A subsequent review of FDR data (see the illustration below) showed that during the upset, the pitch angle had changed from -2.3° to +6.3° in one second (marked (a) on the illustration) as the recorded vertical acceleration peaked at +3.3g (marked (b) on the illustration). However, an examination of the aircraft confirmed that it was still airworthy despite the recorded maximum vertical acceleration being in excess of the 2.5g limit load factor.  

Why it Happened

Although there was a slow moving typhoon some 150nm to the east of the accident site, the meteorological synoptic chart showed that the usual steep pressure gradient around this typhoon centre had been confined to an area far from it and that neither the pressure gradient along the route flown nor any other atmospheric factor was likely to have caused a sudden upset of the severity experienced and none was forecast.

A detailed analysis of the FDR data established that at the time of the accident, the onset of mild turbulence had been accompanied by a decrease in SAT and a brief change from the previous 20 knot tailwind component to a 20 knot headwind component and then, equally quickly to 30 knot tailwind component. In addition, it was found that when the aircraft was in the vicinity of the accident site level at 8000 feet during its subsequent return to Kagoshima, an increase in SAT and a rapid oscillation in wind component (a 20 knot headwind component briefly became a 10 knot tailwind component and then a 30 knot headwind component). Such localised variations were not at a scale which would be within the capability of en route atmospheric observations or forecasting.  

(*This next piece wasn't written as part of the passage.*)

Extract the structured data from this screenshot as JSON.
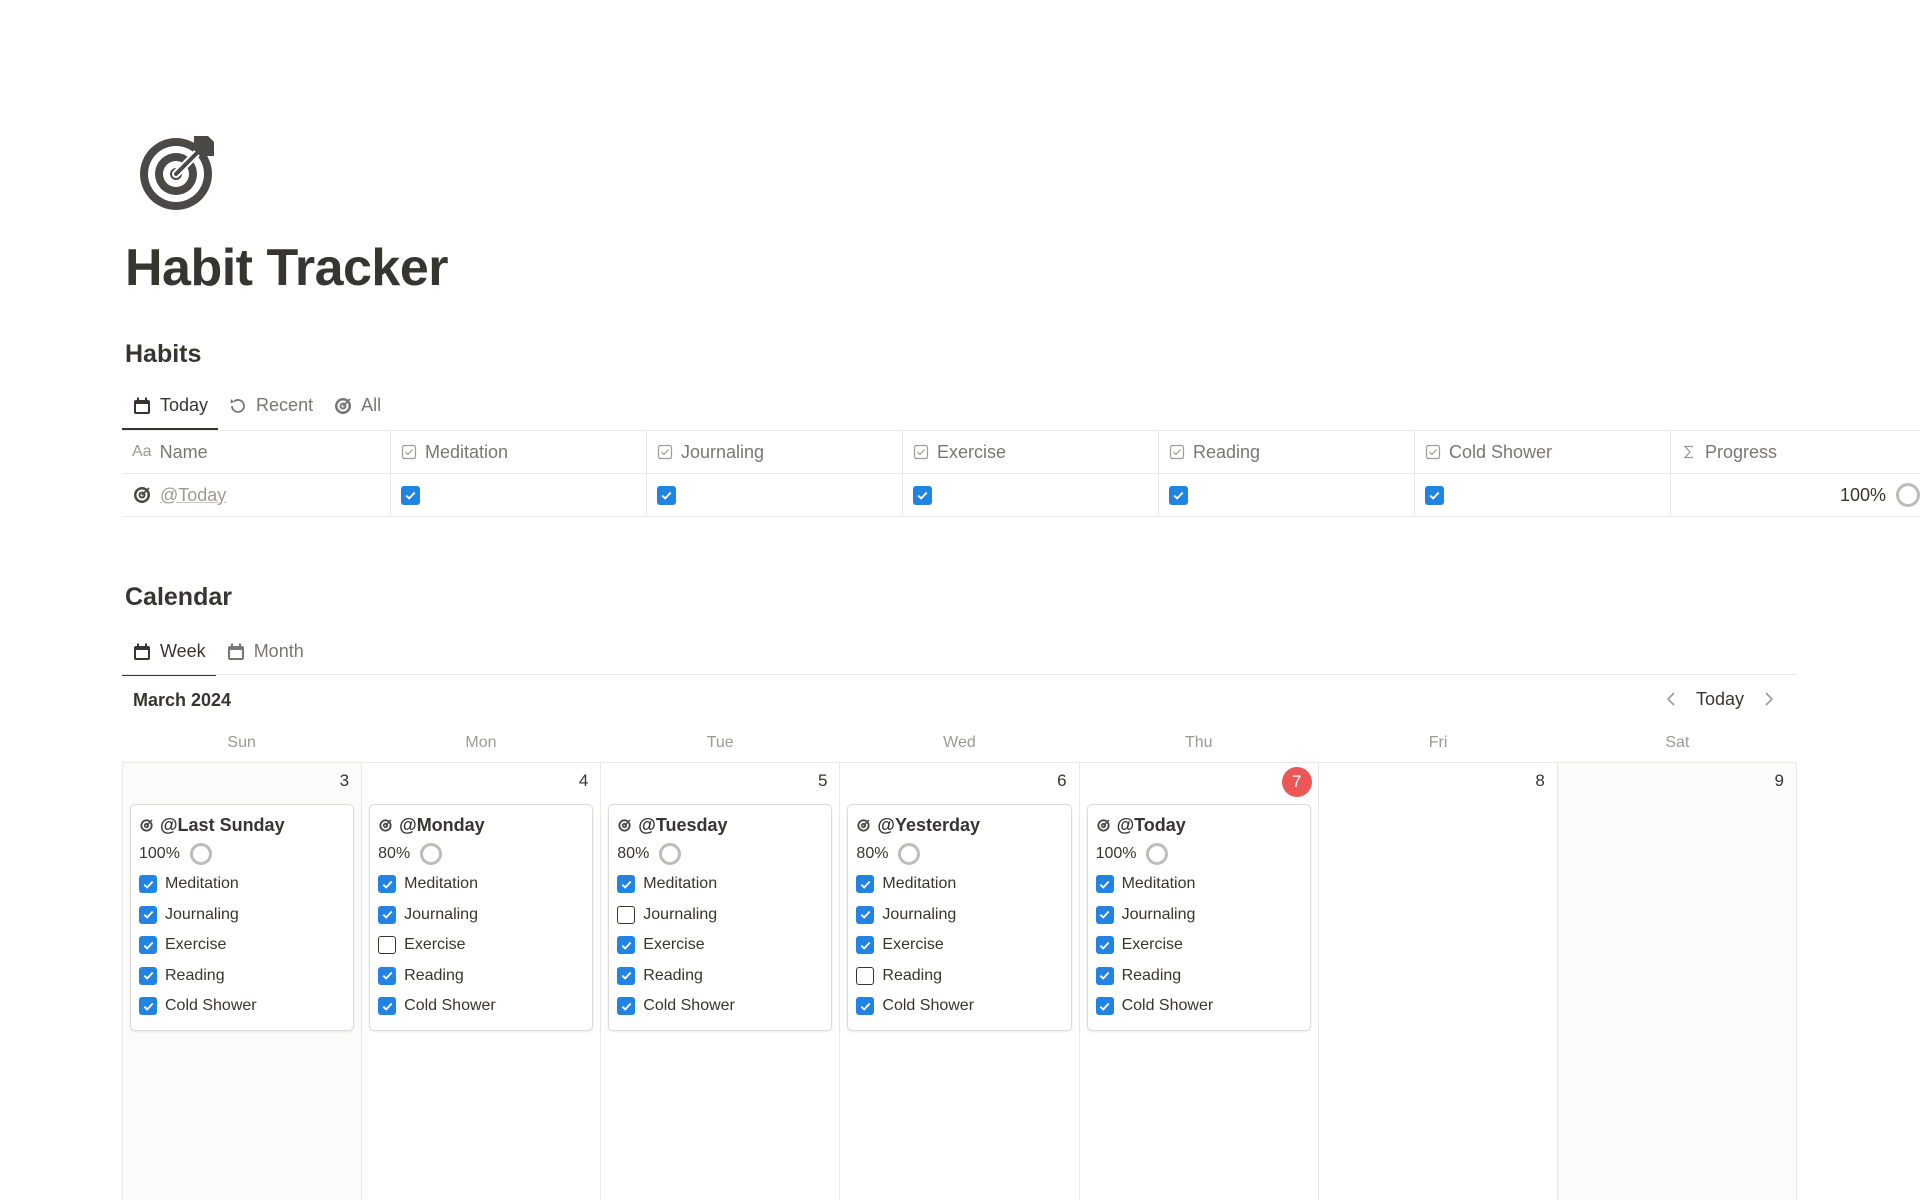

Further analysis of the FDR data by ATR was then able to distinguish the contribution made to the rapid pitch oscillation that led to the cabin crew injury by the pilots’ pitch up command and atmospheric variation at that time. Whilst a simulation based on the available data was not precise, it was reliably estimated that almost all of the maximum vertical acceleration of +3.3g (around 80%) resulted from the simultaneous aggressive rearward movement of both pilots’ control columns (marked (d) on the illustration below) as they prioritised their concern about preventing an exceedence of VMO. 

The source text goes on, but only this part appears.